Hey guys, been looking online for recipes and just about everything I see that looks good has dates in it, I'm assuming in part because it helps keep them all together. Does anyone know a good replacement to dates as I can't stand the taste of them 

Also most of the recipes including the ones above call for all natural peanut butter, any idea what type of store might sell this as I don't think I've ever seen it in a supermarket, is it something I can maybe make myself?


----------



## MustG0Faster (Aug 27, 2012)

Riley-NZL said:


> ...natural peanut butter, any idea what type of store might sell this...is it something I can maybe make myself?


Just as some stores have coffee grinders in the coffee section, some offer nut grinders where you can grind as much or as little peanuts into peanut butter as you want.

I just put peanuts into the food processor and turn it on...within a few minutes you have peanut butter. It's that easy. I've done the same with almonds (to make almond butter) or cashews (to make cashew butter). No other ingredients other than the nuts are necessary.

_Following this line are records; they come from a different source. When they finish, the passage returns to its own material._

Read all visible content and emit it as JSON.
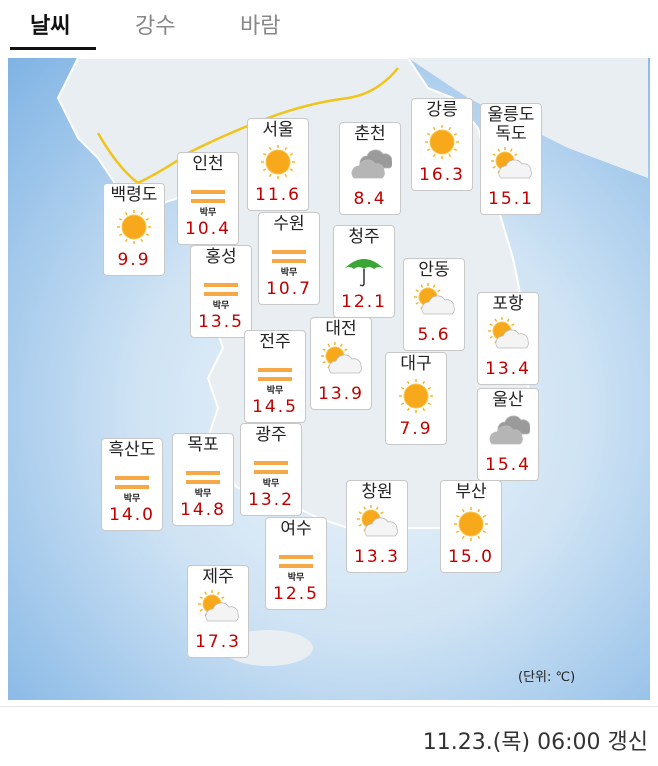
{
  "tabs": [
    "날씨",
    "강수",
    "바람"
  ],
  "cities": [
    {
      "name": "백령도",
      "icon": "sun",
      "temp": "9.9"
    },
    {
      "name": "인천",
      "icon": "haze",
      "label": "박무",
      "temp": "10.4"
    },
    {
      "name": "서울",
      "icon": "sun",
      "temp": "11.6"
    },
    {
      "name": "춘천",
      "icon": "cloud",
      "temp": "8.4"
    },
    {
      "name": "강릉",
      "icon": "sun",
      "temp": "16.3"
    },
    {
      "name": "울릉도 독도",
      "icon": "partly",
      "temp": "15.1"
    },
    {
      "name": "수원",
      "icon": "haze",
      "label": "박무",
      "temp": "10.7"
    },
    {
      "name": "청주",
      "icon": "rain",
      "temp": "12.1"
    },
    {
      "name": "홍성",
      "icon": "haze",
      "label": "박무",
      "temp": "13.5"
    },
    {
      "name": "안동",
      "icon": "partly",
      "temp": "5.6"
    },
    {
      "name": "포항",
      "icon": "partly",
      "temp": "13.4"
    },
    {
      "name": "전주",
      "icon": "haze",
      "label": "박무",
      "temp": "14.5"
    },
    {
      "name": "대전",
      "icon": "partly",
      "temp": "13.9"
    },
    {
      "name": "대구",
      "icon": "sun",
      "temp": "7.9"
    },
    {
      "name": "울산",
      "icon": "cloud",
      "temp": "15.4"
    },
    {
      "name": "흑산도",
      "icon": "haze",
      "label": "박무",
      "temp": "14.0"
    },
    {
      "name": "목포",
      "icon": "haze",
      "label": "박무",
      "temp": "14.8"
    },
    {
      "name": "광주",
      "icon": "haze",
      "label": "박무",
      "temp": "13.2"
    },
    {
      "name": "창원",
      "icon": "partly",
      "temp": "13.3"
    },
    {
      "name": "부산",
      "icon": "sun",
      "temp": "15.0"
    },
    {
      "name": "여수",
      "icon": "haze",
      "label": "박무",
      "temp": "12.5"
    },
    {
      "name": "제주",
      "icon": "partly",
      "temp": "17.3"
    }
  ],
  "unit_note": "(단위: ℃)",
  "updated": "11.23.(목) 06:00 갱신"
}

If you do choose to make them yourself at home, buy the unsalted nuts and then roast them for a few minutes on a sheet in the oven. Getting them up to temperature makes the grinding process much quicker.


----------



## dirtrider6 (Dec 23, 2009)

Riley-NZL said:


> . Does anyone know a good replacement to dates as I can't stand the taste of them
> 
> I don't think I've ever seen it in a supermarket?


I use dried cranberries
Wegmans sells the all Natural Peanut Butter


----------